3. Long and short behavior
Long trades are allowed only after a downside extreme has been reached and price begins to recover.
Short trades are allowed only after an upside extreme has been reached and price begins to fade.
The goal is to enter close enough to the extreme to keep risk contained, while still requiring evidence that the turn has started.

4. Risk control
Risk is defined tightly. The protective stop is placed where the reversal thesis is clearly invalidated, so the strategy is built to accept small losses when the market does not revert and continues expanding in the same direction.

5. Exit logic
Profits are taken based on local market structure rather than fixed targets. Once in a position, the strategy looks for a clear exhaustion point in the move and closes the trade when the short-term swing structure signals that the rebound or pullback has likely completed. This aims to capture the core of the corrective move without overstaying.

6. Best conditions
This approach performs best in range-bound markets, during consolidations, and in instruments that frequently oscillate around a fair value.

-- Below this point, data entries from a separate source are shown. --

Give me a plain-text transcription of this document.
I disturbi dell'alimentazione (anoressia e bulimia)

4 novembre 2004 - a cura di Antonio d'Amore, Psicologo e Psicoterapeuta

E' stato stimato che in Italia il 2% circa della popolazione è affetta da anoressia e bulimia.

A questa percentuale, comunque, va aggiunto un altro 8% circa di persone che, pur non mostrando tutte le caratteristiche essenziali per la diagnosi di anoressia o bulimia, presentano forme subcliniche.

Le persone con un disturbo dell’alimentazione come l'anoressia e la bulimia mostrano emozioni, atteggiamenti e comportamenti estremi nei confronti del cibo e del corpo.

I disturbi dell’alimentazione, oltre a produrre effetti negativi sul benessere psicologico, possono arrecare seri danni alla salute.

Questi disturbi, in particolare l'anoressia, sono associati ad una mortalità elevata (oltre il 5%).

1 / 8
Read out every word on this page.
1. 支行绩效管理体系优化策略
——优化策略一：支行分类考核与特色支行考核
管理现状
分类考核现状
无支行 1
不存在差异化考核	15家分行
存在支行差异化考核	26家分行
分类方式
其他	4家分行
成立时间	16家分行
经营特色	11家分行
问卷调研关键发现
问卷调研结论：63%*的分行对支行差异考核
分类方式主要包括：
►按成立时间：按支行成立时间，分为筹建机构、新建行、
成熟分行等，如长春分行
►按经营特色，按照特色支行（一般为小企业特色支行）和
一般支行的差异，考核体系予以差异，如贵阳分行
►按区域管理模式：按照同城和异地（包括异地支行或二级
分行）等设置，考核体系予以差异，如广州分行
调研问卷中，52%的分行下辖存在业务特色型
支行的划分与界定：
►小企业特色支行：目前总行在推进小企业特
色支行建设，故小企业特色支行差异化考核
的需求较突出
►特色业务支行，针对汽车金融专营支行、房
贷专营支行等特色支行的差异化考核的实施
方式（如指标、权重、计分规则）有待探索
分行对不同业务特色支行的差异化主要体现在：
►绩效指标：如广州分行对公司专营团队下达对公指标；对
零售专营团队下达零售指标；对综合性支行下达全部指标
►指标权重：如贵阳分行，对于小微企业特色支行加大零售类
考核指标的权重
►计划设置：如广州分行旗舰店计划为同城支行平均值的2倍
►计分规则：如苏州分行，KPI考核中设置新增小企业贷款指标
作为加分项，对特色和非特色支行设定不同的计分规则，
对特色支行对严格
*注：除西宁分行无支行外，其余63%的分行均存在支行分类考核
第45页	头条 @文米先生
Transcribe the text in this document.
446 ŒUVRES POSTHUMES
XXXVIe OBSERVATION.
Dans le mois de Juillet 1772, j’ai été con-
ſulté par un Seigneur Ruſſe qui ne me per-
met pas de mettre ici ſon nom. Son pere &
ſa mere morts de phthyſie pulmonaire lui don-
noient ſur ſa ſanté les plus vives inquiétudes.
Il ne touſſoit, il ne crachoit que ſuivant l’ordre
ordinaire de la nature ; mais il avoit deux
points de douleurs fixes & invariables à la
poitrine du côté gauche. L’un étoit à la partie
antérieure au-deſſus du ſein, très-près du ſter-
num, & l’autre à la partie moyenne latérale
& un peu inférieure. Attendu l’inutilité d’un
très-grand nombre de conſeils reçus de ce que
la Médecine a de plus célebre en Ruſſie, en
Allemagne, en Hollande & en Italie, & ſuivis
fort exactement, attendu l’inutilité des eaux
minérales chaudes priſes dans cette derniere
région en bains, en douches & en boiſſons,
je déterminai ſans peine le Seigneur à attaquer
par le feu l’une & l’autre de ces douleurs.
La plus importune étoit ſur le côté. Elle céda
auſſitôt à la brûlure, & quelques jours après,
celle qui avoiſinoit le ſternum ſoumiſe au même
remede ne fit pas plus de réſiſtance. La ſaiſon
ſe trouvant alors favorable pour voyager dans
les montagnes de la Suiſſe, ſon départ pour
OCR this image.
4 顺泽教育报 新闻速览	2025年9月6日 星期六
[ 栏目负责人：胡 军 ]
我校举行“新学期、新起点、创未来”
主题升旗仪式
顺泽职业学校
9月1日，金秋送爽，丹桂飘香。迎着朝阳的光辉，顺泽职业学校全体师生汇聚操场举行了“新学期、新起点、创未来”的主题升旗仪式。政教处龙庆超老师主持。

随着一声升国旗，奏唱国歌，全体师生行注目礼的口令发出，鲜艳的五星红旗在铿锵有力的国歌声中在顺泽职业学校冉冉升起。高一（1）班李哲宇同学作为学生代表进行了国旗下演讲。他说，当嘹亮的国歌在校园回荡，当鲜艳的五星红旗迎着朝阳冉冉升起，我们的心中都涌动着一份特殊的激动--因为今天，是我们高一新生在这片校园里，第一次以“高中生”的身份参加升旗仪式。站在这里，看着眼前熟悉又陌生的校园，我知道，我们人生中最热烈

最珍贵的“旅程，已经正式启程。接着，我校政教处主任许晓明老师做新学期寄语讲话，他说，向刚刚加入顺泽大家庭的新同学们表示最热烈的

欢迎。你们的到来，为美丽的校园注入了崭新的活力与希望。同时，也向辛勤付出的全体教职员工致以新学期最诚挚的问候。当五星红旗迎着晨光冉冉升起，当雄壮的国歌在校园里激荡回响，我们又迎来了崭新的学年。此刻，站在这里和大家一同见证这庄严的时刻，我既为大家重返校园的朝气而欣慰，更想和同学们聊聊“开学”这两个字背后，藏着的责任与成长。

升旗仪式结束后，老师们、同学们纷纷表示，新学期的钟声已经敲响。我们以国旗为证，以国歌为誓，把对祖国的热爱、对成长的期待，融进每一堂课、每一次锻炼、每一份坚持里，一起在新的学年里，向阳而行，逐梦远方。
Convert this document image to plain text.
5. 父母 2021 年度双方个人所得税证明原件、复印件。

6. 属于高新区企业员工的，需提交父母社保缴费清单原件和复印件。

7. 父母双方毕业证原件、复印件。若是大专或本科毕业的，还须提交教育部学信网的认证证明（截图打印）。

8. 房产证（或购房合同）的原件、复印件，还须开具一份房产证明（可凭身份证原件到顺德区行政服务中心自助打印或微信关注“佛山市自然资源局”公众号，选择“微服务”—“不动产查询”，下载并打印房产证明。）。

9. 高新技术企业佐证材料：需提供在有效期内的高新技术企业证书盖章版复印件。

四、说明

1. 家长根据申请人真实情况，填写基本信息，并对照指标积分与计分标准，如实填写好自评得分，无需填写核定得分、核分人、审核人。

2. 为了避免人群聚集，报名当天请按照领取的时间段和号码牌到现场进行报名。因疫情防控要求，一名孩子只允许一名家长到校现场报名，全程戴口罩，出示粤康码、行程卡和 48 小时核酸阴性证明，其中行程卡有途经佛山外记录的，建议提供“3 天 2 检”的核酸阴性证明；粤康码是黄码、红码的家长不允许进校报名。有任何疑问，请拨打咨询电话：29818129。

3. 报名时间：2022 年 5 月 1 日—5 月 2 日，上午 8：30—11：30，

It is also useful after impulsive spikes when the move becomes overstretched and liquidity rebalances.

7. When to avoid
Avoid using it during strong, clean trends and during persistent breakout phases, where extremes can keep extending and reversals can fail repeatedly. In these conditions, mean-reversion setups can be systematically punished.

8. What to expect
Expect a higher trade frequency than trend-following systems, with many small-to-medium wins and occasional sharp losses when the market refuses to revert. The edge comes from disciplined entries only after extremes and quick exits when structure signals completion.